Abstract:
Zinc has gained notable attention in the development of potent anti-diabetic agents, due to its role in insulin
storage and secretion, as well as its reported insulin mimetic properties. Consequently, zinc(II) has been complexed
with numerous organic ligands as an adjuvant to develop anti-diabetic agents with improved and/or
broader scope of pharmacological properties. This review focuses on the research advances thus far to identify
the major scientific gaps and prospects. Peer-reviewed published data on the anti-diabetic effects of zinc(II)

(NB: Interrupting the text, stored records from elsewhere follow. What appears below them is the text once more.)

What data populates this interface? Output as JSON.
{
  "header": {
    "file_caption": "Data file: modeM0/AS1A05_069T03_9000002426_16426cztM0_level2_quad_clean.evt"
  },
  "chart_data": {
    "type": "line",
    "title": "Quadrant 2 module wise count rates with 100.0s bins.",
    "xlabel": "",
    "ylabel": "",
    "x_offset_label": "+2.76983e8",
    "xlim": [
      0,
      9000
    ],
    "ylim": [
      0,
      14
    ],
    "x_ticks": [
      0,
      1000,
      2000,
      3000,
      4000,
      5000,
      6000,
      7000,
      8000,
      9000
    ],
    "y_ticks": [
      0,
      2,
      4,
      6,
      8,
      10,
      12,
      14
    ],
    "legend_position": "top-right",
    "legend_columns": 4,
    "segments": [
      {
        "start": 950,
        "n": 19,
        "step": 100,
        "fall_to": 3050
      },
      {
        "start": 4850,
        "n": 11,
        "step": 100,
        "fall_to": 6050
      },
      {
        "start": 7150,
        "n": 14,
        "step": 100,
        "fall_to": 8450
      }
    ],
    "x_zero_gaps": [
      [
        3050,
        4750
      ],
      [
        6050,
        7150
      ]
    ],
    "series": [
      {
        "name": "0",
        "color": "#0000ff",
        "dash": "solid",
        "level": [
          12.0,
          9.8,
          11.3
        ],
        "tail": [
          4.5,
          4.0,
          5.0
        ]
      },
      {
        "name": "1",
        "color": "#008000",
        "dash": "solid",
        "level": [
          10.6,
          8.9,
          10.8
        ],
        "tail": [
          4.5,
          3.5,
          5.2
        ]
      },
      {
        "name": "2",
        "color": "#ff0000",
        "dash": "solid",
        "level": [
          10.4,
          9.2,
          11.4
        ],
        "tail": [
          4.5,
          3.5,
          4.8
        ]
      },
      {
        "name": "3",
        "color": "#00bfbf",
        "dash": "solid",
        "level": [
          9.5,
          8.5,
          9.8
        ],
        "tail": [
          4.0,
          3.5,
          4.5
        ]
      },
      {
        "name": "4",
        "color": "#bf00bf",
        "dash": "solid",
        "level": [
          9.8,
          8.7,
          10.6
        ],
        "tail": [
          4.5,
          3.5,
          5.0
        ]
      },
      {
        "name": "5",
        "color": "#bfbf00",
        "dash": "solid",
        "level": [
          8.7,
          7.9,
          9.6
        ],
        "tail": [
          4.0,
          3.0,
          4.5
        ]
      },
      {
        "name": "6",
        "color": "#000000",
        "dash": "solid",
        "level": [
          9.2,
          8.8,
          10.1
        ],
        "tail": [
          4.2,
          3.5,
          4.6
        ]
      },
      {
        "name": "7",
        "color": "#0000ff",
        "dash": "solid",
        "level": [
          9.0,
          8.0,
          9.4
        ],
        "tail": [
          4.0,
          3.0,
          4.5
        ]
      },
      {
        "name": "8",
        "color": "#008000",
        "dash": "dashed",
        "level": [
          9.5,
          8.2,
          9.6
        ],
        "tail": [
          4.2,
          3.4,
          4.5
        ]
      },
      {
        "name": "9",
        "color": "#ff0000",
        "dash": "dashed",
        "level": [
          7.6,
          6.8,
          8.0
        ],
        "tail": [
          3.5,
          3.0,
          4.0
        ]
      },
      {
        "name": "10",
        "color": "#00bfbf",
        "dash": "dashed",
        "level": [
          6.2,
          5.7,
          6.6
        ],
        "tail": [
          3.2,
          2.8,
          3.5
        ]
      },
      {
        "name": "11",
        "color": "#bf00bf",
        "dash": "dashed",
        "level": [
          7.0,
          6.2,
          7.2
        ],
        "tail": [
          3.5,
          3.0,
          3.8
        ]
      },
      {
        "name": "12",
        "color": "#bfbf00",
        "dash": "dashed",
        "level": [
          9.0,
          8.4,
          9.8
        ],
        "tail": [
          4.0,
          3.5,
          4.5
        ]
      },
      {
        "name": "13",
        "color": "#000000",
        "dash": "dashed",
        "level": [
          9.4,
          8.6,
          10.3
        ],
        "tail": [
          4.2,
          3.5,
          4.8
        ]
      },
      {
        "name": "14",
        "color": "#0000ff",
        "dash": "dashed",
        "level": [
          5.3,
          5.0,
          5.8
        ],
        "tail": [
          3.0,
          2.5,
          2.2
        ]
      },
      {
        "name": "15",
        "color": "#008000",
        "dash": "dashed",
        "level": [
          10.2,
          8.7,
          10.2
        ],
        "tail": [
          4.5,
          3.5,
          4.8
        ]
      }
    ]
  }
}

complexes were sourced from different scientific search engines, including, but not limited to “PubMed”,
“Google Scholar”, “Scopus” and ScienceDirect to identify potent anti-diabetic zinc(II) complexes. The complexes
were subcategorized according to their precursor ligands. A critical analysis of the outcomes from published
studies shows promising leads, with Zn(II) complexes having a “tri-facet” mode of exerting pharmacological
effects. However, the promising leads have been flawed by some major scientific gaps. While zinc(II) complexes
of synthetic ligands with little or no anti-diabetic pharmacological history remain the most studied (about 72 %),
their toxicity profile was not reported, which raises safety concerns for clinical relevance. The zinc(II) complexes
of plant polyphenols; natural ligands, such as maltol and hinokitiol; and supplements, such as ascorbic acid (a
natural antioxidant), L-threonine and L-carnitine, showed promising insulin mimetic and glycemic control
properties but remain understudied and lack clinical validation, in spite of their minimal safety concerns and
health benefits. A paradigm shift toward probing (including clinical studies) supplements, plant polyphenol and
natural ligands as anti-diabetic zinc(II) complex is, therefore, recommended. Also, promising anti-diabetic Zn(II)
complexes of synthetic ligands should undergo critical toxicity evaluation to address possible safety concerns.